ORBITRAYA.COM, Demak – Musyawarah Keluarga Besar Bani Simbah KH. Ismail dari berbagai daerah diadakan untuk membahas polemik sertifikat Masjid Jami' Ismail Godo. Pertemuan ini berlangsung pada Minggu, 8 Desember 2024, pukul 09.00 WIB di Jalan KH. Ismail, RT 12 RW 04, Kelurahan Jamus, Kecamatan Mranggen, Kabupaten Demak.
Musyawarah tersebut bertujuan untuk meluruskan persoalan terkait sertifikat masjid. Menurut beberapa kasepuhan dan keluarga besar yang mengetahui sejarah masjid, permasalahan dimulai dengan munculnya sertifikat wakaf masjid atas nama seseorang berinisial M. Padahal, berdasarkan keterangan Bapak H. Ali Rohmat, jelas tertulis bahwa masjid tersebut didirikan oleh Simbah KH. Ismail, sebagaimana tertera pada prasasti masjid. Ia menyayangkan keberadaan sertifikat atas nama M yang berpotensi mengaburkan sejarah pendirian masjid.
Sekretaris Takmir Masjid Jami' Ismail Godo, Maulana Fahmi, S.H., M.Hum., menyatakan bahwa sertifikat tersebut keliru. “Seharusnya, sertifikat itu atas nama Simbah KH. Ismail, bukan atas nama inisial M. Jika tidak diluruskan, sejarah masjid ini bisa hilang dalam 10 hingga 30 tahun ke depan,” ungkap Fahmi. Ia menambahkan, “Wakif berarti pihak yang mewakafkan tanah. Agar seluruh anak cucu Simbah KH. Ismail merasa nyaman beribadah di masjid dan berziarah di makam beliau, maka sertifikat harus atas nama beliau.”
Fahmi menegaskan bahwa pihaknya akan menunggu iktikad baik dari M selama satu minggu. Jika tidak ada respon, pihak keluarga besar siap menempuh jalur hukum.
KH. Dr. Ahmad Mutohar turut menambahkan bahwa tindakan tersebut bisa dianggap sebagai tindak pidana penyerobotan hak. Ia meminta agar permasalahan ini segera diselesaikan dengan itikad baik.
Hasil Musyawarah:
1. Keluarga Bani KH. Ismail sepakat bahwa sertifikat masjid tersebut keliru dan harus diluruskan karena mencantumkan nama M.

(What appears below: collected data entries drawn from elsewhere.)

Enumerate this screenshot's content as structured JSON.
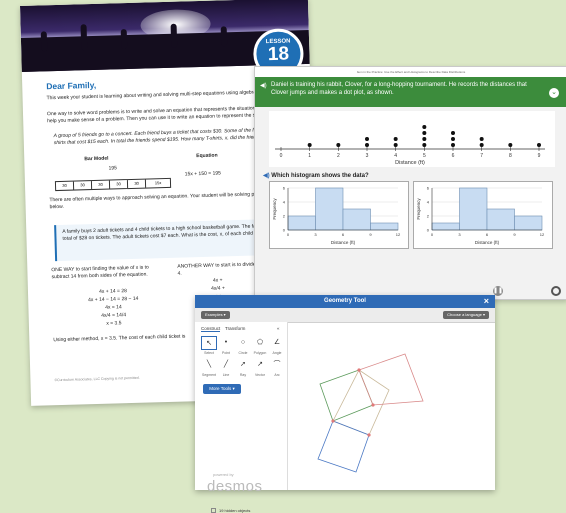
{
  "letter": {
    "lesson_label": "LESSON",
    "lesson_number": "18",
    "greeting": "Dear Family,",
    "intro": "This week your student is learning about writing and solving multi-step equations using algebraic approaches.",
    "para2": "One way to solve word problems is to write and solve an equation that represents the situation. A bar model may help you make sense of a problem. Then you can use it to write an equation to represent the situation.",
    "example": "A group of 5 friends go to a concert. Each friend buys a ticket that costs $30. Some of the friends also buy T-shirts that cost $15 each. In total the friends spend $195. How many T-shirts, x, did the friends buy?",
    "bar_model_heading": "Bar Model",
    "equation_heading": "Equation",
    "bar_total": "195",
    "equation": "15x + 150 = 195",
    "bar_cells": [
      "30",
      "30",
      "30",
      "30",
      "30",
      "15x"
    ],
    "para3": "There are often multiple ways to approach solving an equation. Your student will be solving problems like the one below.",
    "problem": "A family buys 2 adult tickets and 4 child tickets to a high school basketball game. The family spends a total of $28 on tickets. The adult tickets cost $7 each. What is the cost, x, of each child ticket in dollars?",
    "one_way": "ONE WAY to start finding the value of x is to subtract 14 from both sides of the equation.",
    "another_way": "ANOTHER WAY to start is to divide both sides by 4.",
    "steps_left": [
      "4x + 14 = 28",
      "4x + 14 − 14 = 28 − 14",
      "4x = 14",
      "4x/4 = 14/4",
      "x = 3.5"
    ],
    "steps_right": [
      "4x +",
      "4x/4 +",
      "x +",
      "x + 3.5 − 3."
    ],
    "conclusion": "Using either method, x = 3.5. The cost of each child ticket is",
    "footer": "©Curriculum Associates, LLC   Copying is not permitted."
  },
  "app": {
    "top_caption": "Item in the Practice: Use the Effect and Histograms to Describe Data Distributions",
    "prompt": "Daniel is training his rabbit, Clover, for a long-hopping tournament. He records the distances that Clover jumps and makes a dot plot, as shown.",
    "dot_axis_label": "Distance (ft)",
    "dot_ticks": [
      "0",
      "1",
      "2",
      "3",
      "4",
      "5",
      "6",
      "7",
      "8",
      "9"
    ],
    "question": "Which histogram shows the data?",
    "hist_ylabel": "Frequency",
    "hist_xlabel": "Distance (ft)",
    "hist_yticks": [
      "0",
      "2",
      "4",
      "6"
    ],
    "hist_xticks": [
      "0",
      "3",
      "6",
      "9",
      "12"
    ]
  },
  "chart_data": [
    {
      "type": "scatter",
      "title": "",
      "xlabel": "Distance (ft)",
      "ylabel": "",
      "x": [
        1,
        2,
        3,
        3,
        4,
        4,
        5,
        5,
        5,
        5,
        6,
        6,
        6,
        7,
        7,
        8,
        9
      ],
      "y": [
        1,
        1,
        1,
        2,
        1,
        2,
        1,
        2,
        3,
        4,
        1,
        2,
        3,
        1,
        2,
        1,
        1
      ],
      "xlim": [
        0,
        9
      ]
    },
    {
      "type": "bar",
      "title": "",
      "xlabel": "Distance (ft)",
      "ylabel": "Frequency",
      "categories": [
        "0-3",
        "3-6",
        "6-9",
        "9-12"
      ],
      "values": [
        2,
        6,
        3,
        1
      ],
      "ylim": [
        0,
        6
      ]
    },
    {
      "type": "bar",
      "title": "",
      "xlabel": "Distance (ft)",
      "ylabel": "Frequency",
      "categories": [
        "0-3",
        "3-6",
        "6-9",
        "9-12"
      ],
      "values": [
        1,
        6,
        3,
        2
      ],
      "ylim": [
        0,
        6
      ]
    }
  ],
  "geo": {
    "title": "Geometry Tool",
    "close_icon": "×",
    "examples_label": "Examples ▾",
    "language_label": "Choose a language ▾",
    "tab_construct": "Construct",
    "tab_transform": "Transform",
    "collapse_icon": "«",
    "tools": [
      {
        "icon": "↖",
        "label": "Select"
      },
      {
        "icon": "•",
        "label": "Point"
      },
      {
        "icon": "○",
        "label": "Circle"
      },
      {
        "icon": "⬠",
        "label": "Polygon"
      },
      {
        "icon": "∠",
        "label": "Angle"
      },
      {
        "icon": "╲",
        "label": "Segment"
      },
      {
        "icon": "╱",
        "label": "Line"
      },
      {
        "icon": "➚",
        "label": "Ray"
      },
      {
        "icon": "↗",
        "label": "Vector"
      },
      {
        "icon": "⌒",
        "label": "Arc"
      }
    ],
    "more_tools": "More Tools ▾",
    "powered_by": "powered by",
    "brand": "desmos",
    "hidden_objects": "19 hidden objects"
  }
}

2. Sertifikat harus mencantumkan nama KH. Ismail sebagai pihak yang berhak.
3. Karena M tidak hadir dalam musyawarah, keluarga besar memutuskan untuk menunggu klarifikasi dari M setelah berita ini diterbitkan.
4. Apabila M tidak memberikan tanggapan dalam waktu satu minggu, maka keluarga besar akan melaporkan permasalahan ini kepada pihak berwajib dan Badan Pertanahan Nasional (BPN).
Mashadi, Sekretaris Musyawarah Keluarga Besar Bani KH. Ismail, menyampaikan adanya kejanggalan dalam sertifikat yang beredar. Pertama, tanah masjid terdaftar sebagai tanah pekarangan. Kedua, nama pemilik yang tercantum adalah Maskur, yang dianggap tidak relevan karena terpaut ratusan tahun dengan KH. Ismail. "Dari hasil musyawarah, keluarga besar sepakat bahwa sertifikat tersebut salah karena adanya kesalahan administrasi," ujar Mashadi.
Ia menambahkan, "Lima perwakilan Bani KH. Ismail yang hadir meminta agar tanah tersebut dikembalikan atas nama Simbah KH. Ismail untuk menghindari polemik berkepanjangan."